Vernon parks between the undisturbed pond and the stark, leafless tree. For a year, this is where he'd find Henry when he came back from town, looking at nothing but himself on the black, placid surface of the water, until one day Vernon appeared beside him, looking at the same face and the flat, white sky that hides the dark hand that drags Henry by the strings, like an anchor without water, across the dirt and dead grass.

"This is my world," says Vernon. He points. "Look at this brown landscape, peppered with snow and lingering bitterness over trivialities my drinking only makes worse. Go home. This is the only time I will give you no liquor."

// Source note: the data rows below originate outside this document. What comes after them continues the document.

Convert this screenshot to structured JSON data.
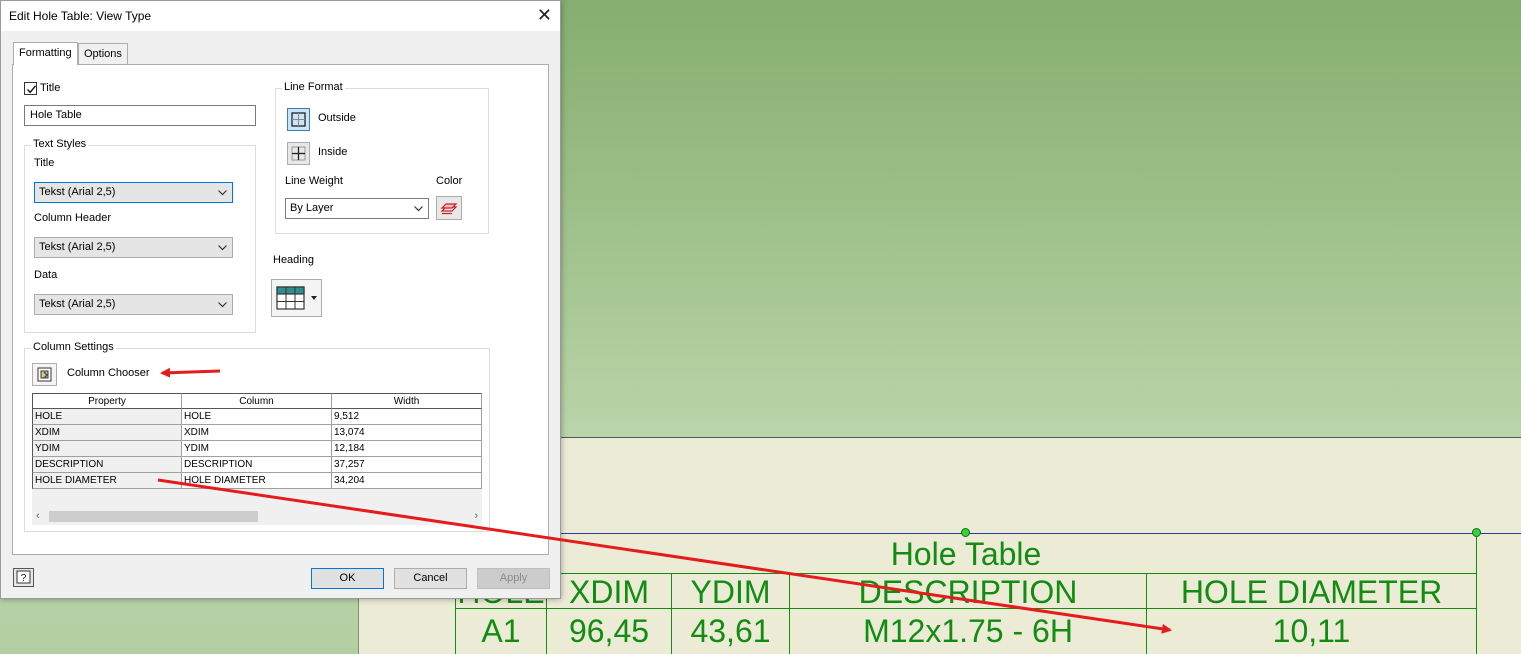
{
  "dialog": {
    "title": "Edit Hole Table: View Type",
    "tabs": [
      "Formatting",
      "Options"
    ],
    "title_checkbox_label": "Title",
    "title_checked": true,
    "title_value": "Hole Table",
    "text_styles": {
      "group_label": "Text Styles",
      "title_label": "Title",
      "title_value": "Tekst (Arial 2,5)",
      "column_header_label": "Column Header",
      "column_header_value": "Tekst (Arial 2,5)",
      "data_label": "Data",
      "data_value": "Tekst (Arial 2,5)"
    },
    "line_format": {
      "group_label": "Line Format",
      "outside_label": "Outside",
      "inside_label": "Inside",
      "line_weight_label": "Line Weight",
      "line_weight_value": "By Layer",
      "color_label": "Color"
    },
    "heading_label": "Heading",
    "column_settings": {
      "group_label": "Column Settings",
      "chooser_label": "Column Chooser",
      "headers": [
        "Property",
        "Column",
        "Width"
      ],
      "rows": [
        [
          "HOLE",
          "HOLE",
          "9,512"
        ],
        [
          "XDIM",
          "XDIM",
          "13,074"
        ],
        [
          "YDIM",
          "YDIM",
          "12,184"
        ],
        [
          "DESCRIPTION",
          "DESCRIPTION",
          "37,257"
        ],
        [
          "HOLE DIAMETER",
          "HOLE DIAMETER",
          "34,204"
        ]
      ]
    },
    "buttons": {
      "ok": "OK",
      "cancel": "Cancel",
      "apply": "Apply"
    }
  },
  "drawing": {
    "table_title": "Hole Table",
    "headers": [
      "HOLE",
      "XDIM",
      "YDIM",
      "DESCRIPTION",
      "HOLE DIAMETER"
    ],
    "row": [
      "A1",
      "96,45",
      "43,61",
      "M12x1.75 - 6H",
      "10,11"
    ],
    "text_color": "#128c12"
  },
  "annotation_color": "#e51c1c"
}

Henry nods, unsure of what, and goes home, where the dense tree line that separates them creates moisture that Vernon's side lacks. His sycamores are green, and so are the graves underneath them, ushering in an early spring that fills his heart with flowers and hope. Henry, let's go. He gives up the drink. He feels he will see them again. Where? He does not know, but he hears his sister-in-law's car driving up to the house, and smiles. He can feel Mary's arms around him, and he sees her new nails. He turns to his daughter, who was once a little girl, and is happy to see him.